In today’s age of convenience, we’re seeing shoppers across retail verticals demand a streamlined experience, and the grocery industry is one of the most prominent examples.
A recent survey by IRI found that that consumers prioritize saving time, effort and money during their grocery trips. The days of reaching the “pantry load” shopper are morphing into a thing of the past, with consumers more likely to visit a store multiple times each week to buy meals and essentials as needed. This puts traditional grocery store formats at risk of under-serving their customers in the area of convenience in favor of outdated expectations. What’s more, the pressure from below is also growing as many convenience stores are similarly evolving to offer more of a full "grocery" experience.
The whole ecosystem needs to adapt to strike a new balance that allows grocers to retain existing customers and recruit new ones. Let’s take a look at some of the defining factors of modern grocery stores as we continue into the age of convenience.
Mobile ordering to help shoppers plan ahead
Modern convenience requires that grocers allow shoppers to order their groceries anywhere, anytime. As home delivery and curbside pickup continues to grow in popularity, browser and app-enabled mobile ordering allows customers to browse and purchase their groceries at any touchpoint.
What’s more, sending reminders about frequent repeat purchases or relevant offers and promotions directly to customer mobile devices is more reason for them to choose – and stick with – your brand.
Checkout options to reduce time waiting in line
Regardless of whether a shopper needs to buy two items or 20, the length of a checkout line will always be a major deciding factor in choosing to shop at your store. A recent study found that nearly half of consumers choose cashierless checkouts and self-serve kiosks because it’s faster than traditional checkout.
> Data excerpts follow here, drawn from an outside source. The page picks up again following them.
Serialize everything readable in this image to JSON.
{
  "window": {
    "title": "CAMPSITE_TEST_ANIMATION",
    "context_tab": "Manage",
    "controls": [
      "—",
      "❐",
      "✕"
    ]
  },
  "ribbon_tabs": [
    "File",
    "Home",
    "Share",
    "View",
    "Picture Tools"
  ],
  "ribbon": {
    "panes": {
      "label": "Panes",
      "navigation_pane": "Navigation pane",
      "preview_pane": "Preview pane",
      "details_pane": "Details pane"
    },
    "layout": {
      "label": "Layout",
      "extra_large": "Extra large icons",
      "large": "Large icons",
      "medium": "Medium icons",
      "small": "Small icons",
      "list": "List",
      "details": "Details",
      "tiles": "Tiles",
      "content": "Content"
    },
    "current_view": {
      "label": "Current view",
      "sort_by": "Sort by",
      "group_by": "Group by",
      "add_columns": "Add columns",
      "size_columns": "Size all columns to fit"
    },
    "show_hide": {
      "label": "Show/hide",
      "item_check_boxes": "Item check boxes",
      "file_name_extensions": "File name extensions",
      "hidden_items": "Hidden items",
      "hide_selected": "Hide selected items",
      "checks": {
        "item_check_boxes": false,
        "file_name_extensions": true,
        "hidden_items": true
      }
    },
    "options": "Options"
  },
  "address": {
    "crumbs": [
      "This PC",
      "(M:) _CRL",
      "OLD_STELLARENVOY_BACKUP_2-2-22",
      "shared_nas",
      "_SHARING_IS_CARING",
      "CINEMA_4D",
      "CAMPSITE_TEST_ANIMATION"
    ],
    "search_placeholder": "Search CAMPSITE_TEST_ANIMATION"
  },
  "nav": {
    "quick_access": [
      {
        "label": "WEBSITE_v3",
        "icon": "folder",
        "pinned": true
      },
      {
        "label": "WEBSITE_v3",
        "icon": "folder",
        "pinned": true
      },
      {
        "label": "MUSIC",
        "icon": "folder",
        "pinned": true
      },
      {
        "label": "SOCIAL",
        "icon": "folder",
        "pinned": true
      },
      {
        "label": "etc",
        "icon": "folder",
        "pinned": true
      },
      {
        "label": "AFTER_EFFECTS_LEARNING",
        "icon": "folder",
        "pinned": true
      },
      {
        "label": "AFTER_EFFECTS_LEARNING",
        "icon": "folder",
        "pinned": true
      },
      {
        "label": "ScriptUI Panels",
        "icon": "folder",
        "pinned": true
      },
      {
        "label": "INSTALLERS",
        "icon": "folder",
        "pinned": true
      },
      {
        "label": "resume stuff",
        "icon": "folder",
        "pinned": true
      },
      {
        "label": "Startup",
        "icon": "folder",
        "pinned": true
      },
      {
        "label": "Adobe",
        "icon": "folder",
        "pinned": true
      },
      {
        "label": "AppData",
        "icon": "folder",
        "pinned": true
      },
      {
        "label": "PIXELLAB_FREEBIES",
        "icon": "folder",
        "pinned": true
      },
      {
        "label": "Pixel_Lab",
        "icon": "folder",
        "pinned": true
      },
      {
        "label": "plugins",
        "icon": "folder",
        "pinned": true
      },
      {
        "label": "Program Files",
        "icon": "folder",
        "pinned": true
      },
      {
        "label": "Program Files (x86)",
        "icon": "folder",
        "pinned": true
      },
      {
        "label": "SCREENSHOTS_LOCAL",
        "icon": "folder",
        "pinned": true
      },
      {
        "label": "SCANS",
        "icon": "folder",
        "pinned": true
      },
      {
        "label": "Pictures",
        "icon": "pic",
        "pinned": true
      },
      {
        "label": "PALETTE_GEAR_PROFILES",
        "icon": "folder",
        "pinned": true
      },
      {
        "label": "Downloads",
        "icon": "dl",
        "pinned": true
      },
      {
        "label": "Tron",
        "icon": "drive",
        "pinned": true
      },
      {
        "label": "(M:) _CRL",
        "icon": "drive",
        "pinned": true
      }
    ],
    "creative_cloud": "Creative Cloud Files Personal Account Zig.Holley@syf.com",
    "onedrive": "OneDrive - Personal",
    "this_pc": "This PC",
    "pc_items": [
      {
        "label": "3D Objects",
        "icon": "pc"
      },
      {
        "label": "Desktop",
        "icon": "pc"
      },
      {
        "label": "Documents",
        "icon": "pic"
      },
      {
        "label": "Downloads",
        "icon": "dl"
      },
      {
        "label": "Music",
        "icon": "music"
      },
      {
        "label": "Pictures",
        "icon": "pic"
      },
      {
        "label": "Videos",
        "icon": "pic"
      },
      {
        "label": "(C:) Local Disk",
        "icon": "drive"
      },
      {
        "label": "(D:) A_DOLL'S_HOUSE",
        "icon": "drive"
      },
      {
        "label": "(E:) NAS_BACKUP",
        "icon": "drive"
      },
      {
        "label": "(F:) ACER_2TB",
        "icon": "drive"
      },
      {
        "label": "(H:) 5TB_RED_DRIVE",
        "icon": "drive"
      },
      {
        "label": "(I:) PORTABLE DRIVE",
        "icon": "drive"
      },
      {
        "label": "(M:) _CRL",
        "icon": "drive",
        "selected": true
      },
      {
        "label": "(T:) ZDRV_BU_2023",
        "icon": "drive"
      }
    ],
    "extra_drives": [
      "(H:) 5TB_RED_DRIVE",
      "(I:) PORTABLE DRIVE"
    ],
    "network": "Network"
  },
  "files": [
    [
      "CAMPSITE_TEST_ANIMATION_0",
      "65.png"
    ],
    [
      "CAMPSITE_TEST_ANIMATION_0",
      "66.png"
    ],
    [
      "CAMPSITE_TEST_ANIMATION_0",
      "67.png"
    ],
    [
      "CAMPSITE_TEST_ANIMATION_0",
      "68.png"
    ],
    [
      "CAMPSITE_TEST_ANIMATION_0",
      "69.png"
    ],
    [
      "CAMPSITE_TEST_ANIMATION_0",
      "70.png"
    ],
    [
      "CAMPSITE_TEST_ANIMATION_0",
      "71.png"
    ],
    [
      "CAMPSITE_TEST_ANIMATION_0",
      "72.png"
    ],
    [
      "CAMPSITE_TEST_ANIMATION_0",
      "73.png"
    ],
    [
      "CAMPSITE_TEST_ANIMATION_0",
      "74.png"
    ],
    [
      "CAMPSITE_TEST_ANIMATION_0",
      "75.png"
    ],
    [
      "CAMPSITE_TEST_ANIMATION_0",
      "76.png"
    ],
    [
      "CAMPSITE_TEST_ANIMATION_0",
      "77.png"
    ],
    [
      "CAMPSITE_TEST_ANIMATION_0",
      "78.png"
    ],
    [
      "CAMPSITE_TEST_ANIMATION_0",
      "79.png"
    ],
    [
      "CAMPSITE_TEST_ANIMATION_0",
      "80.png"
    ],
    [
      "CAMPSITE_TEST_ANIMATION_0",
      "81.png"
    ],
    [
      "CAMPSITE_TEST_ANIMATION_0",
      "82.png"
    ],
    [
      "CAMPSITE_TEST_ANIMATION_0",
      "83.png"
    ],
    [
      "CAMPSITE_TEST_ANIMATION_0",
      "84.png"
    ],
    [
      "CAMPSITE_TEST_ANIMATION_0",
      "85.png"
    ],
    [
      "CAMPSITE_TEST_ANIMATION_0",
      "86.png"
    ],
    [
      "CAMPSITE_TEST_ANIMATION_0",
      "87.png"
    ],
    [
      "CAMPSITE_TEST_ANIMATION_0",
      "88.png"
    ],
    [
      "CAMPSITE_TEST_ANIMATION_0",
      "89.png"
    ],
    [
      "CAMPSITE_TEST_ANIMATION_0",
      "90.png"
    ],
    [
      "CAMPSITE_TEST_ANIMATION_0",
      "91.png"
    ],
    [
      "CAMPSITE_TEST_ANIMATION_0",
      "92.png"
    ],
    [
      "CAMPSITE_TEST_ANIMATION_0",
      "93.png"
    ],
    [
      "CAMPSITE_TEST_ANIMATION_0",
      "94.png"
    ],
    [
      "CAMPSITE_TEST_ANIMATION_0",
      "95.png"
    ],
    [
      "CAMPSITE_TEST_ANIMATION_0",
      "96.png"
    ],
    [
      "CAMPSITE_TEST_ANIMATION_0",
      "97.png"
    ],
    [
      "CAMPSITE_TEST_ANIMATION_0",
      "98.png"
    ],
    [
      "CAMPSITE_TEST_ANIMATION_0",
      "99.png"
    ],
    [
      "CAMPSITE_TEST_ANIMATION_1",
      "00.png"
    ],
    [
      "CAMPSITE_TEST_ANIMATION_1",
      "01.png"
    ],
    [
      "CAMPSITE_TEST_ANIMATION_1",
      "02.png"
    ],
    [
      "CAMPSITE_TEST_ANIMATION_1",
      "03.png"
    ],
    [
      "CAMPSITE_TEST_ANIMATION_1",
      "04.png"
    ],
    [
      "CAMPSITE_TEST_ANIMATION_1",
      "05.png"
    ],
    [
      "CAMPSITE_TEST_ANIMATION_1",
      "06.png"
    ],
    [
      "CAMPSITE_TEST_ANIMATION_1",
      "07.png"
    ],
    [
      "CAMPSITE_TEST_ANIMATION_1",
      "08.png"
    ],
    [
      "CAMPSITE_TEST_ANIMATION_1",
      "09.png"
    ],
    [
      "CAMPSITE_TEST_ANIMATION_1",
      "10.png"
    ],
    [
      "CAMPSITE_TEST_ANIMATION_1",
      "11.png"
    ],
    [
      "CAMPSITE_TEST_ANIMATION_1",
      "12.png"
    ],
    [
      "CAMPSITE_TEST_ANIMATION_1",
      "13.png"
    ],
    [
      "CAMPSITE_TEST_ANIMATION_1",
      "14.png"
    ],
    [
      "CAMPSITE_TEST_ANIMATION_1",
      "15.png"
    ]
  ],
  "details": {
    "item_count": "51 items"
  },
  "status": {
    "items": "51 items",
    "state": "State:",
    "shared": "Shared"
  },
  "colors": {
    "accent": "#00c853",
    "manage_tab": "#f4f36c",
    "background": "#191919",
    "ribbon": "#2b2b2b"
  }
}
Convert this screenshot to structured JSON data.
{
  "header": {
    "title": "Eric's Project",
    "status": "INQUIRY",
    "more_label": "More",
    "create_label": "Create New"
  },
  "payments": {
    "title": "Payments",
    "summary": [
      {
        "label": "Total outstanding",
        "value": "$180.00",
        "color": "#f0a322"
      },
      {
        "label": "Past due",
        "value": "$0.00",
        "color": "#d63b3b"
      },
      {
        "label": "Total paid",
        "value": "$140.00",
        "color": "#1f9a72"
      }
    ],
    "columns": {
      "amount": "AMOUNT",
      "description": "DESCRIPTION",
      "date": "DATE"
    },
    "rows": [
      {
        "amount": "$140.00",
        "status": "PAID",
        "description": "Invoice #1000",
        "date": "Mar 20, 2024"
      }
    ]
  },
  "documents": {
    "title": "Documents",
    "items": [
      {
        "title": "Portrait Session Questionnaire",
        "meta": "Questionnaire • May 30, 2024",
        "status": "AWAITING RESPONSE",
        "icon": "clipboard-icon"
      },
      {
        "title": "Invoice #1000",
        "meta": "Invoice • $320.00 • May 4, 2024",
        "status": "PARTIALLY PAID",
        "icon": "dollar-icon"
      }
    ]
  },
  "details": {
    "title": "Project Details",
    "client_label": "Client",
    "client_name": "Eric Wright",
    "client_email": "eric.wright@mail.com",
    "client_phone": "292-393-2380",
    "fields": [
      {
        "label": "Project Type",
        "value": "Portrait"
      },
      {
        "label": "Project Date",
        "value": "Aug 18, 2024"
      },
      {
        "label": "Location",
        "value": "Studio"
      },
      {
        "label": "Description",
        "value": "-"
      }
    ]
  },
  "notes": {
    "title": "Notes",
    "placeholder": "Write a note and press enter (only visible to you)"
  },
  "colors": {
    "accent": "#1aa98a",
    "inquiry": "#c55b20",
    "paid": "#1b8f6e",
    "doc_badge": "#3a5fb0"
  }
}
Providing options at the point of sale, including self-checkout and mobile checkout, reduce time spent waiting and lead to an improved customer experience. This will make stopping in for essentials like bread or milk, or meal planning for the week, that much easier.
Positioning fuel as a central service
At the other end of the food retailing spectrum, the small-format convenience store has evolved into more than just a place to fill up your gas tank and grab a bag of chips. Innovative c-stores have emphasized their role as a quick and easy option for high-quality prepared foods, too. Doing so has started to draw a lot of spontaneous business away from the grocery store.
To lure those customers back and to pull in new customers, many large regional and national grocers are rethinking the role of fuel in their own operations. When the gas pump syncs with a retailer’s rewards program, it offers additional incentive for shoppers to take advantage of both fuel and in-store discounts. By providing both fuel and food offerings, the grocer can quickly become the go-to destination when a shopper needs to run either errand.
A word of warning: As fuel services become central to a grocer's customer acquisition and retention strategy, it’s important that back-end solutions aren’t siloed. Retailers require the ability to monitor every point of sale across the enterprise, ensuring one single source of data truth, and a full, extensive view of the customer.
End-to-end control to unify solutions
Convenience isn’t just about the variety or speed of services in the store, though. In a grocer’s pursuit of delivering a unified experience across the whole enterprise, its solutions must integrate with every aspect of the business.
For example, inventory changes must be recorded in real time so that a shopper ordering groceries from home doesn’t order an item that’s out of stock. Promotions must be accurate so that a consumer receives only relevant offers when checking their phone. It’s also essential to unify the multitude of payment options and methods of checkout: Shoppers could be using tap-to-pay at the pump, cash at self-checkout or a debit card linked to their mobile order, and more, and they all need to work seamlessly together for the user and the business.
The complexity surrounding grocery, with all of its nuances, margin pressures and scale of offerings, means that retailers must ensure they think strategically about how to deliver new services. To help customers shop quickly, retailers must act quickly. To do this, their technology and business processes must be able to see the whole shopper-journey picture, not just one piece of it.